Last fall, China's top oil companies forecasted that fuel demand in the country would rebound in the last quarter of the year, thanks to government stimulus and an improving economy. This was expected to positively impact the performance of their large oil refining divisions. Thus, potential remains for dividend growth which could support the share price of Cnooc in the near term.
Iran's Oil Exports Surge
Everyone's been looking at Russia, but Iran, another sanctioned nation, has seen its oil output and exports boom.
"The timing couldn’t be better for the regime in Tehran, in need of cash after months of street protests," writes Javier Blas. "From the most recent low point, set in mid-2020, Iranian oil output has surged 40% despite Washington and Tehran failing last year to reach a new nuclear deal."

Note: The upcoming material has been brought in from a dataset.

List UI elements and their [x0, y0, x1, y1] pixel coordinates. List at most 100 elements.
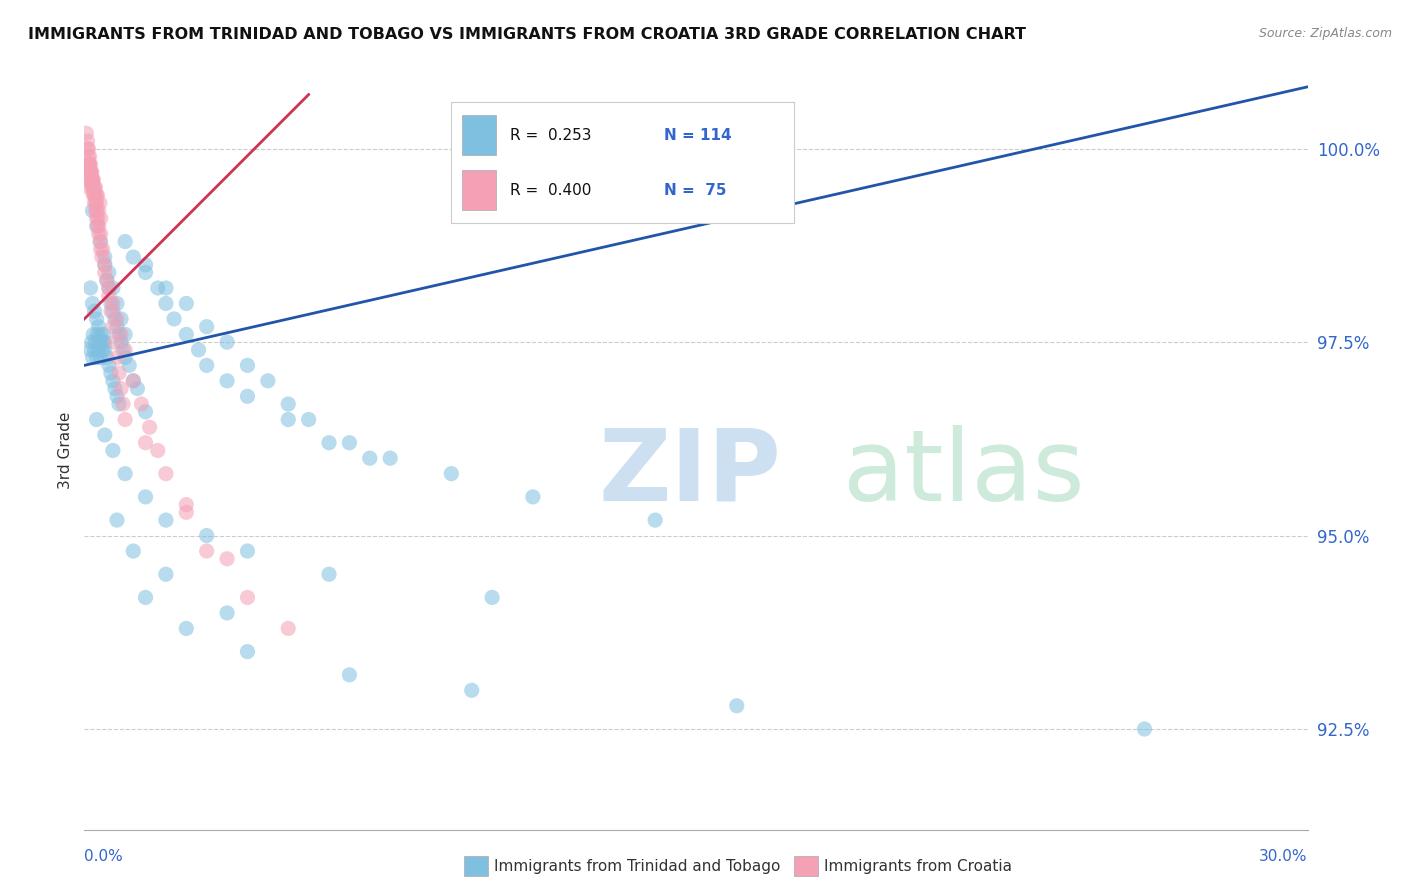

Since Biden walked away from the Iranian nuclear deal, America hasn't replaced its economic vice grip on Iran, though US Treasury maintains sanctions on some entities with regards to Iranian black-market oil sales. Blas suggests two reasons for the White House's blind eye: it's either unwilling or unable to enforce its sanctions, or it's more concerned with inflation.
Iran's production rose to 2.7 million barrels per day in December 2022, compared to 1.9 million barrels per day in July 2020. The increase has generated nearly $55 million a day or $1.6 billion a month for Iran. Research firm Vortexa Ltd. estimates that the country's total oil sales in December 2022 were 1.4 million barrels per day, the highest in over three years. China buys the lion's share of Iranian oil and often claims its origin is Malaysia.
Still, Irania output and export sits below the 3.8 million barrels per day of 2017-2018 after Tehran inked a nuclear deal with the West and economic sanctions were lifted. Trump reimposed these sanctions in 2018 and 2019, targeting oil sales.